Bonds within 100 are also important, but not knowing them quite so well does not have the same potential for causing problems as those bonds within 20.

There is a slight contradiction in that whilst knowing that 45 + 55 = 100 is not essential, knowing that 40 + 60 = 100 is. This is a place value related fact – related to the fact that 4 + 6 = 10.

A great way to attain recall of any number fact is through repeated exposure to them using concrete, pictorial and abstract representations. Playing games is a great way to provide this exposure.

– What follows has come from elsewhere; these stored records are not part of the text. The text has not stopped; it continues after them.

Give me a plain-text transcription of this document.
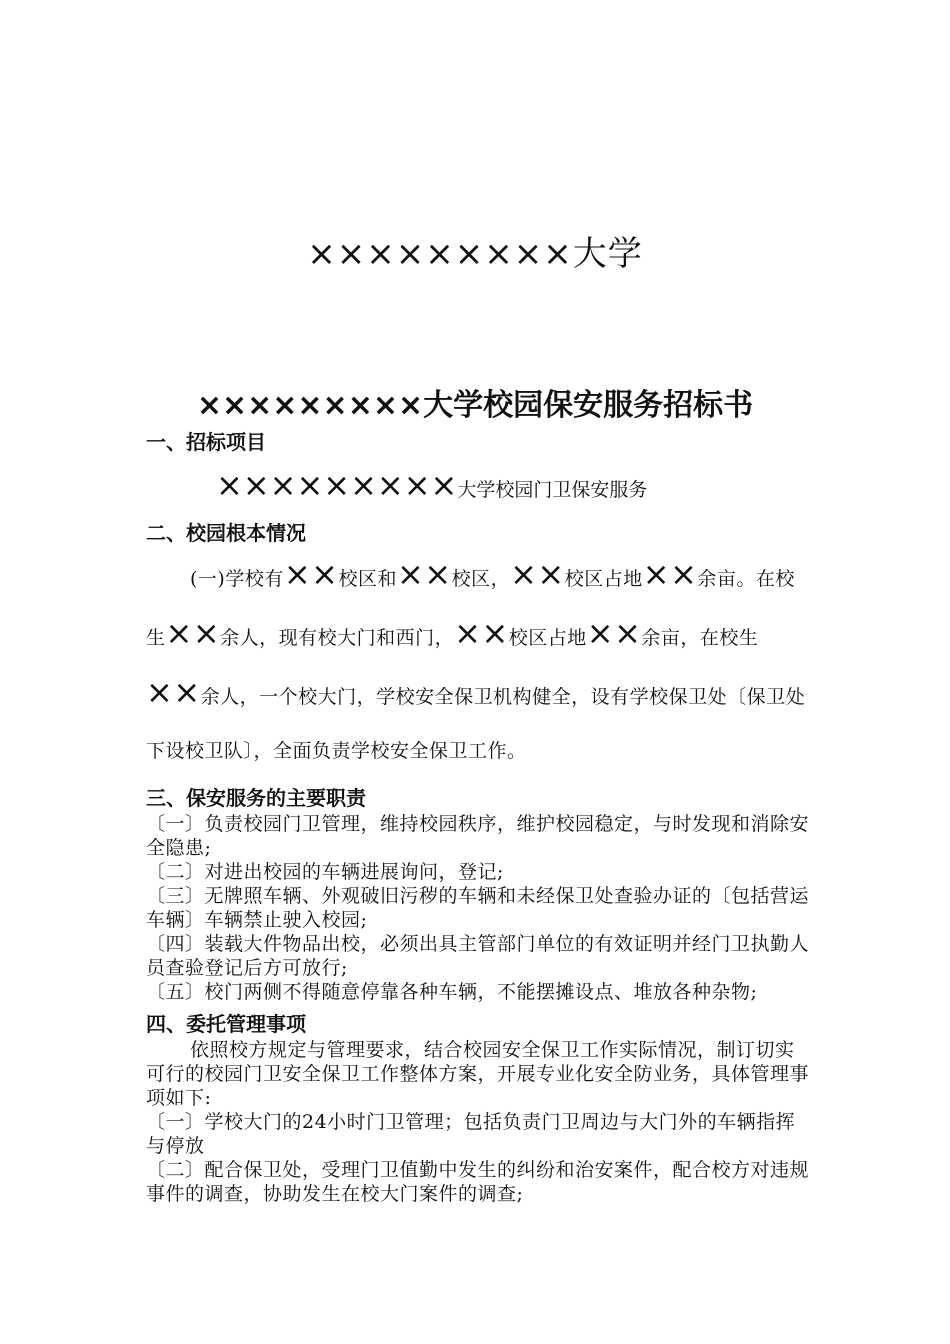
×××××××××大学
×××××××××大学校园保安服务招标书

一、招标项目

×××××××××大学校园门卫保安服务

二、校园根本情况

(一)学校有××校区和××校区，××校区占地××余亩。在校生××余人，现有校大门和西门，××校区占地××余亩，在校生××余人，一个校大门，学校安全保卫机构健全，设有学校保卫处〔保卫处下设校卫队〕，全面负责学校安全保卫工作。

三、保安服务的主要职责

〔一〕负责校园门卫管理，维持校园秩序，维护校园稳定，与时发现和消除安全隐患;

〔二〕对进出校园的车辆进展询问，登记;

〔三〕无牌照车辆、外观破旧污秽的车辆和未经保卫处查验办证的〔包括营运车辆〕车辆禁止驶入校园;

〔四〕装载大件物品出校，必须出具主管部门单位的有效证明并经门卫执勤人员查验登记后方可放行;

〔五〕校门两侧不得随意停靠各种车辆，不能摆摊设点、堆放各种杂物;

四、委托管理事项

依照校方规定与管理要求，结合校园安全保卫工作实际情况，制订切实可行的校园门卫安全保卫工作整体方案，开展专业化安全防业务，具体管理事项如下:

〔一〕学校大门的24小时门卫管理；包括负责门卫周边与大门外的车辆指挥与停放

〔二〕配合保卫处，受理门卫值勤中发生的纠纷和治安案件，配合校方对违规事件的调查，协助发生在校大门案件的调查;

A Note on Place Value and Columns

We arrange our multi-digit numbers in columns. We generally don’t use column headings when we write out numbers. There is an assumption that the column or place we find each digit relative to gives us its place value and the overall value of the number.

For example, in the number 572:

• The digit 2 is in the Ones place; its value is two
• The digit 7 is in the Tens place; its value is seventy
• The digit 5 is in the Hundreds place; its value is five hundred

Thus, we read the number 572 as “five hundred and seventy-two.”

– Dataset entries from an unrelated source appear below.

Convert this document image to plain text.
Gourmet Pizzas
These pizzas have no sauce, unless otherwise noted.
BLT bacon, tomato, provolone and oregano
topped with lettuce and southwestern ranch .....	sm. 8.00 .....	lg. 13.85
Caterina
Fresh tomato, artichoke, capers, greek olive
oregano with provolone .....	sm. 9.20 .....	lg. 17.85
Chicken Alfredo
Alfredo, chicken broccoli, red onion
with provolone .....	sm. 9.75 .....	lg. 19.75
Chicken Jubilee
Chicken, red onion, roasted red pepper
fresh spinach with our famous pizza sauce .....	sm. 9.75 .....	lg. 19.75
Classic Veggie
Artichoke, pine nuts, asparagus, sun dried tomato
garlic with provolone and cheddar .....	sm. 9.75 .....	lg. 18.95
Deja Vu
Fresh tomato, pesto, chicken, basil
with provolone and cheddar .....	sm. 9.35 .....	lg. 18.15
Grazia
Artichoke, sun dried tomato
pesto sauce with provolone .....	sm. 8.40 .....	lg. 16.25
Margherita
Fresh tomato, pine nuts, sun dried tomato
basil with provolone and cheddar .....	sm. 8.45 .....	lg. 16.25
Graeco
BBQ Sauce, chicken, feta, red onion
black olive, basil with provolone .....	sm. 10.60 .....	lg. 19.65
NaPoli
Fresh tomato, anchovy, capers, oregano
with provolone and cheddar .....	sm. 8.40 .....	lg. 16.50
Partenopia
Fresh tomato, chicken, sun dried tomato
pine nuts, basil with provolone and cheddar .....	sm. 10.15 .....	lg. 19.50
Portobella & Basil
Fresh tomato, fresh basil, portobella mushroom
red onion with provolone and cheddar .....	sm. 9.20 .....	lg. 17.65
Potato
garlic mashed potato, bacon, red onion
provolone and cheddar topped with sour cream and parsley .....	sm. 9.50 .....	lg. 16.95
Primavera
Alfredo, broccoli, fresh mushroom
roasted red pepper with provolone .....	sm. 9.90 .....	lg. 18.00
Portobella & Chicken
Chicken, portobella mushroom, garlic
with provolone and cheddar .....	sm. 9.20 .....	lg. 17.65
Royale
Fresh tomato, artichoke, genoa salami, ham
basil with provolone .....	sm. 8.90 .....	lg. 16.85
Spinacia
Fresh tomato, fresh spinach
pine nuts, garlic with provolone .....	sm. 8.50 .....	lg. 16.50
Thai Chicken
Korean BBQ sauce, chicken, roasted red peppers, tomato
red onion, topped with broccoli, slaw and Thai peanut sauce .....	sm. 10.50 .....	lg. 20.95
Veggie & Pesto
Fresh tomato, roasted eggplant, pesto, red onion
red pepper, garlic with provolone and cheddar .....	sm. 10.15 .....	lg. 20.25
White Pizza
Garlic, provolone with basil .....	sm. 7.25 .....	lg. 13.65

Multiplying and Dividing by Ten

In terms of positional value, let’s start with the Ones column. As we move to the left, the columns increase by a factor of ten. For example:

• A digit in the Tens column has a value ten times greater than if it were in the Ones column
• A digit in the Hundreds column has a value ten times greater than if it were in the Tens column
• A digit in the Thousands column has a value ten times greater than if it were in the Hundreds column
• And so it goes on…

This arrangement helps us see what happens when we multiply (and divide) by ten. When we multiply a number by 10, each digit shifts one place to the left, increasing its value tenfold.

For example:

If we multiply 3 by ten, the 3 moves from the Ones place to the Tens place. This creates a space in the Ones column, so we fill it with a zero. So, 3 x 10 = 30. This is why all multiples of ten have a zero in the Ones place.

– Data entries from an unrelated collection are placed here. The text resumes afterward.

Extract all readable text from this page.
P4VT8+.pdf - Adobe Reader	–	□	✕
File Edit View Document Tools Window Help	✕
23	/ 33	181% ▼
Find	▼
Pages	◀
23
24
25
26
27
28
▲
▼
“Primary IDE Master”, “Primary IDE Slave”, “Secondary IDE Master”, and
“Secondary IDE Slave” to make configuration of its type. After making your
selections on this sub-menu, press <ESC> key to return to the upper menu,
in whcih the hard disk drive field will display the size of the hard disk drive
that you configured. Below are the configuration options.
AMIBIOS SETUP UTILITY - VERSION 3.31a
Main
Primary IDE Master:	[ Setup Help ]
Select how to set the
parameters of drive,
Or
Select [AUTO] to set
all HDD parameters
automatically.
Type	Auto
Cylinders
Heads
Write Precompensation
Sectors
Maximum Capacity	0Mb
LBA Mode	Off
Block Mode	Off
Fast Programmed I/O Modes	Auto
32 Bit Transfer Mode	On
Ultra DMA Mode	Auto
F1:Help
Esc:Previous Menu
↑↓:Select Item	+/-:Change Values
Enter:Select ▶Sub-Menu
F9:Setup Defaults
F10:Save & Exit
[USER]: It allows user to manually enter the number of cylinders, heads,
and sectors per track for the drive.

Another example is the multiplication of 45 by 10. The 4 moves from the Tens place to the Hundreds place, and the 5 moves from the Ones place to the Tens place. Again, there is a space created in the Ones column. This must be filled with a zero. So, 45 x 10 = 450

When multiplying by ten, it is important not to just ‘add a zero’ to get the answer. This is a simplification which although reliable for whole numbers, does not work for decimals. The essential aspect is the movement of digits to the next column on the left each time a number is multiplied by ten.

Carrying Over and Exchanging

A different phenomenon occurs every time we accumulate a group of ten. Whenever we have accumulated a group of ten in one place value column, it ‘carries over’ to the next column on the left. Here’s how it works:

• Ones column: We start with single items. When we have accumulated 10 ones, they must be exchanged for a group of ten
• Tens column: A group of 10 ones is represented as 1 in the tens place with a zero in the ones place. Once we have accumulated 10 tens, we must exchange them for a group of 100
• Hundreds column: A group of 10 tens is represented as 1 in the Hundreds place. Once we have accumulated 10 hundreds, we must exchange them for a group of 1000… and so on…

Consolidation of addition and subtraction within one place value column only

It is important to consider that adding ten or groups of ten will not affect the ones column. Similarly, adding hundreds or groups of hundreds will affect neither the tens nor the ones column.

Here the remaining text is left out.